Yaşanan salgın krizinin tüm dünyada iş yapış prosedürlerini de değiştirdiğini söz eden Ulusoy, temassız ve dijital uygulamaların yaygınlaştırılması gerektiğinin net bir biçimde ortaya çıktığını söylemiş oldu. Bu niçinle lojistik ve nakliyecilik süreçlerinde daha gelişmiş dijitalleşme ve otomasyon uygulamaları geliştiren kurumların birkaç adım öne çıkacağını vurgulayan Ulusoy, UTİKAD olarak e-ticaret, dijital uygulamalar, evrakta otomasyon mevzularını gündemlerinde tutmaya devam ettiklerini söylemiş oldu. Bu hususta ilgili paydaşların yer alacağı 2020 yılında başlanan UTİKAD Ulusal Dijital Lojistik Platformu model çalışmalarının tamamlandığını, Türkiye Dijital Lojistik Platformu Kavram Raporu’nun ilgili bakanlıklara sunulmak üzere hazırlandığını aktaran Ulusoy, “Türkiye’deki lojistik dalının dijitalleşmesine yönelik yol haritasını ortaya koyan çalışma önümüzdeki senelerda bölümün odak noktası olacak” dedi.
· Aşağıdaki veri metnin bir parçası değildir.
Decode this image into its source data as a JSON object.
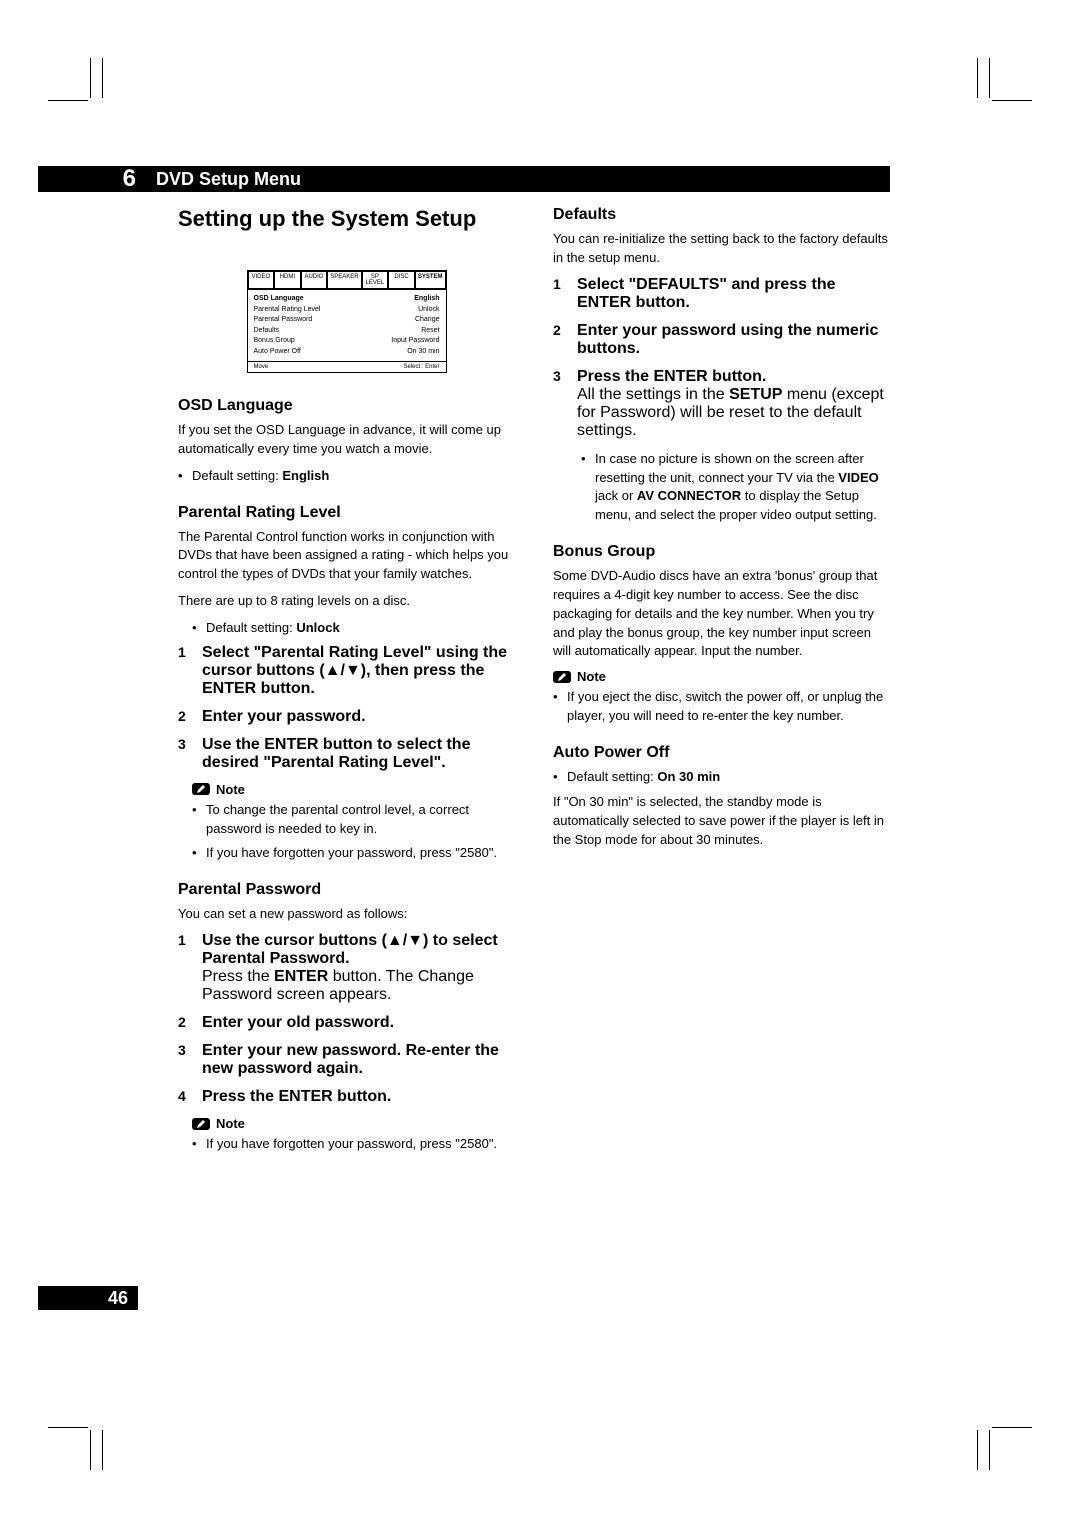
{
  "chapter": {
    "number": "6",
    "title": "DVD Setup Menu"
  },
  "page_title": "Setting up the System Setup",
  "setup_box": {
    "tabs": [
      "VIDEO",
      "HDMI",
      "AUDIO",
      "SPEAKER",
      "SP LEVEL",
      "DISC",
      "SYSTEM"
    ],
    "active_tab": "SYSTEM",
    "rows": [
      {
        "label": "OSD Language",
        "value": "English",
        "highlight": true
      },
      {
        "label": "Parental Rating Level",
        "value": "Unlock"
      },
      {
        "label": "Parental Password",
        "value": "Change"
      },
      {
        "label": "Defaults",
        "value": "Reset"
      },
      {
        "label": "Bonus Group",
        "value": "Input Password"
      },
      {
        "label": "Auto Power Off",
        "value": "On 30 min"
      }
    ],
    "footer_left": "Move",
    "footer_right": "Select  :  Enter"
  },
  "left": {
    "osd": {
      "heading": "OSD Language",
      "body": "If you set the OSD Language in advance, it will come up automatically every time you watch a movie.",
      "bullet": "Default setting: ",
      "bullet_bold": "English"
    },
    "prl": {
      "heading": "Parental Rating Level",
      "body1": "The Parental Control function works in conjunction with DVDs that have been assigned a rating - which helps you control the types of DVDs that your family watches.",
      "body2": "There are up to 8 rating levels on a disc.",
      "bullet": "Default setting: ",
      "bullet_bold": "Unlock",
      "step1": "Select \"Parental Rating Level\" using the cursor buttons (▲/▼), then press the ENTER button.",
      "step2": "Enter your password.",
      "step3": "Use the ENTER button to select the desired \"Parental Rating Level\".",
      "note": "Note",
      "note1": "To change the parental control level, a correct password is needed to key in.",
      "note2": "If you have forgotten your password, press \"2580\"."
    },
    "pp": {
      "heading": "Parental Password",
      "body": "You can set a new password as follows:",
      "step1a": "Use the cursor buttons (▲/▼) to select Parental Password.",
      "step1b_pre": "Press the ",
      "step1b_bold": "ENTER",
      "step1b_post": " button. The Change Password screen appears.",
      "step2": "Enter your old password.",
      "step3": "Enter your new password. Re-enter the new password again.",
      "step4": "Press the ENTER button.",
      "note": "Note",
      "note1": "If you have forgotten your password, press \"2580\"."
    }
  },
  "right": {
    "defaults": {
      "heading": "Defaults",
      "body": "You can re-initialize the setting back to the factory defaults in the setup menu.",
      "step1": "Select \"DEFAULTS\" and press the ENTER button.",
      "step2": "Enter your password using the numeric buttons.",
      "step3": "Press the ENTER button.",
      "step3_body_pre": "All the settings in the ",
      "step3_body_bold": "SETUP",
      "step3_body_post": " menu (except for Password) will be reset to the default settings.",
      "sub_pre": "In case no picture is shown on the screen after resetting the unit, connect your TV via the ",
      "sub_b1": "VIDEO",
      "sub_mid": " jack or ",
      "sub_b2": "AV CONNECTOR",
      "sub_post": " to display the Setup menu, and select the proper video output setting."
    },
    "bonus": {
      "heading": "Bonus Group",
      "body": "Some DVD-Audio discs have an extra 'bonus' group that requires a 4-digit key number to access. See the disc packaging for details and the key number. When you try and play the bonus group, the key number input screen will automatically appear. Input the number.",
      "note": "Note",
      "note1": "If you eject the disc, switch the power off, or unplug the player, you will need to re-enter the key number."
    },
    "apo": {
      "heading": "Auto Power Off",
      "bullet": "Default setting: ",
      "bullet_bold": "On 30 min",
      "body": "If \"On 30 min\" is selected, the standby mode is automatically selected to save power if the player is left in the Stop mode for about 30 minutes."
    }
  },
  "page_number": "46"
}
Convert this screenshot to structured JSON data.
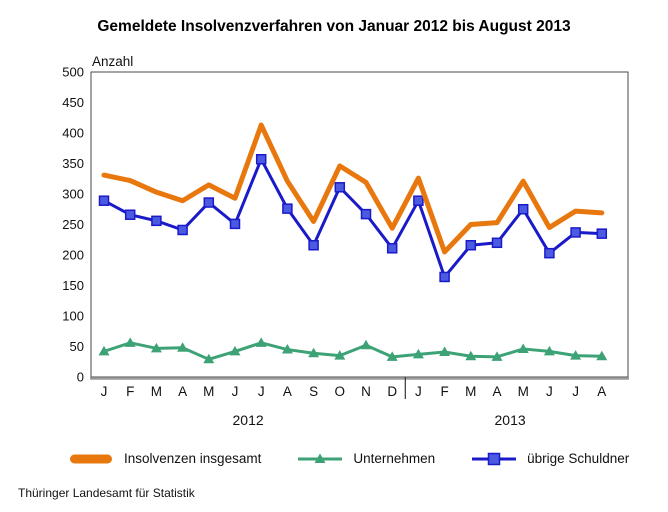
{
  "title": "Gemeldete Insolvenzverfahren von Januar 2012 bis August 2013",
  "footer": "Thüringer Landesamt für Statistik",
  "chart_data": {
    "type": "line",
    "title": "Gemeldete Insolvenzverfahren von Januar 2012 bis August 2013",
    "xlabel": "",
    "ylabel": "Anzahl",
    "ylim": [
      0,
      500
    ],
    "ytick_step": 50,
    "grid": false,
    "legend_position": "bottom",
    "categories": [
      "J",
      "F",
      "M",
      "A",
      "M",
      "J",
      "J",
      "A",
      "S",
      "O",
      "N",
      "D",
      "J",
      "F",
      "M",
      "A",
      "M",
      "J",
      "J",
      "A"
    ],
    "year_groups": [
      {
        "label": "2012",
        "span": [
          0,
          11
        ]
      },
      {
        "label": "2013",
        "span": [
          12,
          19
        ]
      }
    ],
    "series": [
      {
        "name": "Insolvenzen insgesamt",
        "color": "#E8780E",
        "marker": "none",
        "width": 5,
        "values": [
          331,
          322,
          303,
          289,
          315,
          293,
          413,
          321,
          255,
          346,
          319,
          244,
          326,
          205,
          250,
          253,
          321,
          245,
          272,
          269
        ]
      },
      {
        "name": "Unternehmen",
        "color": "#3DA276",
        "marker": "triangle",
        "width": 3,
        "values": [
          42,
          56,
          47,
          48,
          29,
          42,
          56,
          45,
          39,
          35,
          52,
          33,
          37,
          41,
          34,
          33,
          46,
          42,
          35,
          34
        ]
      },
      {
        "name": "übrige Schuldner",
        "color": "#1A1AC8",
        "marker": "square",
        "marker_fill": "#4A5BE2",
        "width": 3,
        "values": [
          289,
          266,
          256,
          241,
          286,
          251,
          357,
          276,
          216,
          311,
          267,
          211,
          289,
          164,
          216,
          220,
          275,
          203,
          237,
          235
        ]
      }
    ]
  }
}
Konteyner meşakkati ve navlun artışı 2022’de de sürecek

Ayşem Ayşe Ulusoy, tedarik zincirnde global boyut boyutta yaşanan konteyner ve navlun krizin krizine yönelik beklentilerini açıklayarak, şunla şunları söylemiş oldu: “Pandeminin başlarında talep azalması niçiniyle evvel armatörler sefer sayılarını azalttı ve konteyner kahrı oluştu oluştu. Belli ülkelerde biriken konteynerler dünya dünyanın üretim yapan noktalarına geri devir dönemediği için, konteynerlerin bu bölgelere boş o olarak geri getirilmesi navlun artışının öteki bir niçini olarak karşımıza çıktı. çabucak sonrasında dünyadaki talep artmaya başlayınca gemi seferleri yetersiz kaldı ve konteyner sıkınt düşüncesi büyüdü. Ülkelerin ithalat ve ihracat hacim hacimleri içindeki dengesizlik de navlun artışla artışlarının en büyük sebeplerinden biri. Bu durum yalnızca denizyolu ya da havayolu için değil d tüm taşıma modlarını etkileyen bir konu.

Türkiye’de ihracat artarken ithalatın azalmış olması hem ekipman, araç bulma birebir vakitte navlun artışı sıkıntılarını birlikteinde getiriyor. Havayolunda ise yükün büyük kısmının taşındığı yolcu uçaklarının sefer sayılarının ve kapasitelerinin azalmış olması da havayolu navlunlarını inanılmaz sayılara yükseltti. Beşerler eski sıklıkta uçmadıkça havayolu kapasitesi yetersiz kalmaya devam edecektir. Dünyada tesirini sürdürmeye devam eden koronavirüs salgını ötürüsıyla birtakım bölgelerdeki operasyonlar sekteye uğruyor. Sonlu ticaret, sonlu işçi, hudutlu uçak derken yük akışlarında beklemeler yaşanıyor. Vaktinde dolanıma giremeyen ya da boş bekleyen konteynerlerin denizyolundaki sorunu devam ettireceğini varsayım ediyoruz. Ne yazık ki koşulların tüm dünyada tam olarak güzelleşmediği göz önüne alınırsa yeni yılda da hem konteyner meşakkati tıpkı vakitte navlun artışı sorunu devam edecek.”